Swann in Love (1984)
One of Shlondorff's weaker films
18 July 2011
Warning: Spoilers
A section of Marcel Proust's supposedly unfilmable novel, "Rememberances of Things Past", is filmed by German director Volker Shlondorff in "Swann in Love".

Actor Jeremy Irons plays our titular hero (Charles Swann), a nineteenth-century gentleman whose Jewishness irks the Parisian elite. What can they do to remove him from their ranks? More importantly, how can they get rid of him without getting their hands dirty?

Many works of art have dealt with Jewish outsiders, but few turn antisemitism into such a shrewd game of cloak and daggers. The social circles Swann frequents don't just want to kick him out, they want Swann to kick himself out. To condemn himself. Only in this way will their preserve their own chasteness.

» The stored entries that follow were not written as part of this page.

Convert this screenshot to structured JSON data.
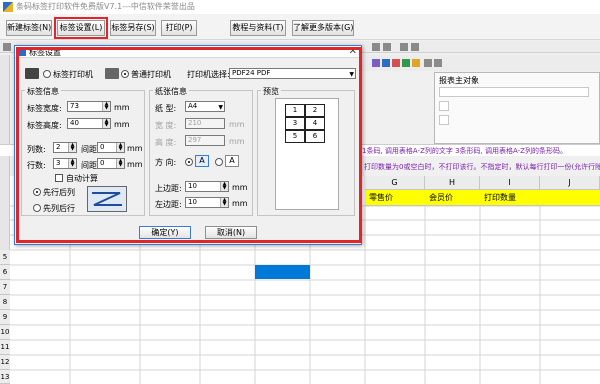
{
  "app": {
    "title": "条码标签打印软件免费版V7.1---中信软件荣誉出品"
  },
  "menu": {
    "new_label": "新建标签(N)",
    "label_settings": "标签设置(L)",
    "save_as": "标签另存(S)",
    "print": "打印(P)",
    "tutorials": "教程与资料(T)",
    "more_versions": "了解更多版本(G)"
  },
  "right_panel": {
    "title": "报表主对象"
  },
  "hints": {
    "line1": "1条码, 调用表格A-Z列的文字 3条形码, 调用表格A-Z列的条形码。",
    "line2": "打印数量为0或空白时，不打印该行。不指定时，默认每行打印一份(允许行除"
  },
  "grid": {
    "columns": [
      "G",
      "H",
      "I",
      "J"
    ],
    "header_cells": [
      "零售价",
      "会员价",
      "打印数量"
    ],
    "rows": [
      "5",
      "6",
      "7",
      "8",
      "9",
      "10",
      "11",
      "12",
      "13"
    ]
  },
  "dialog": {
    "title": "标签设置",
    "close": "✕",
    "radio_label_printer": "标签打印机",
    "radio_normal_printer": "普通打印机",
    "printer_select_label": "打印机选择:",
    "printer_value": "PDF24 PDF",
    "label_info": {
      "title": "标签信息",
      "width_label": "标签宽度:",
      "width_value": "73",
      "height_label": "标签高度:",
      "height_value": "40",
      "unit": "mm",
      "cols_label": "列数:",
      "cols_value": "2",
      "col_gap_label": "间距",
      "col_gap_value": "0",
      "rows_label": "行数:",
      "rows_value": "3",
      "row_gap_label": "间距",
      "row_gap_value": "0",
      "auto_calc": "自动计算",
      "order_col_first": "先行后列",
      "order_row_first": "先列后行"
    },
    "paper_info": {
      "title": "纸张信息",
      "paper_label": "纸  型:",
      "paper_value": "A4",
      "width_label": "宽  度:",
      "width_value": "210",
      "height_label": "高  度:",
      "height_value": "297",
      "unit": "mm",
      "orient_label": "方  向:",
      "orient_a": "A",
      "top_margin_label": "上边距:",
      "top_margin_value": "10",
      "left_margin_label": "左边距:",
      "left_margin_value": "10"
    },
    "preview": {
      "title": "预览",
      "cells": [
        "1",
        "2",
        "3",
        "4",
        "5",
        "6"
      ]
    },
    "ok": "确定(Y)",
    "cancel": "取消(N)"
  },
  "colors": {
    "highlight_red": "#e0262b",
    "selected_cell": "#0078d7",
    "header_yellow": "#ffff00",
    "hint_purple": "#7a1fb0"
  }
}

Of course Swann's downfall soon comes. He becomes infatuated with Odette de Crecy, a manipulative woman who seduces Swann into marriage. She just wants his money. He just wants to conquer her and add her to his treasure chest of arts and riches. When they are married, and Odette's sordid past is revealed, Swann's enemies finally have the pretext for ostracising him. By the film's end, Swann has lost everything – money, fame, power, status, wife – and becomes yet another victim to human folly.

The film's cast is fine (particularly Irons, Alain Delon and Ornella Muti as Odette), but Shlondorff isn't strong enough a visualist to tease out their passions or fully milk his tale's tragedy. Some visuals work tremendously – opera stages used to highlight the faux-graciousness and play-acting of society's upper echelons, and a few sensitive fantasy sequences – but similar tales have been better told elsewhere.

7.9/10 – Worth one viewing. For a more zany take on this material, see "Phantom of the Paradise". See too Slondorff's "Ogre" and "The Ninth Day".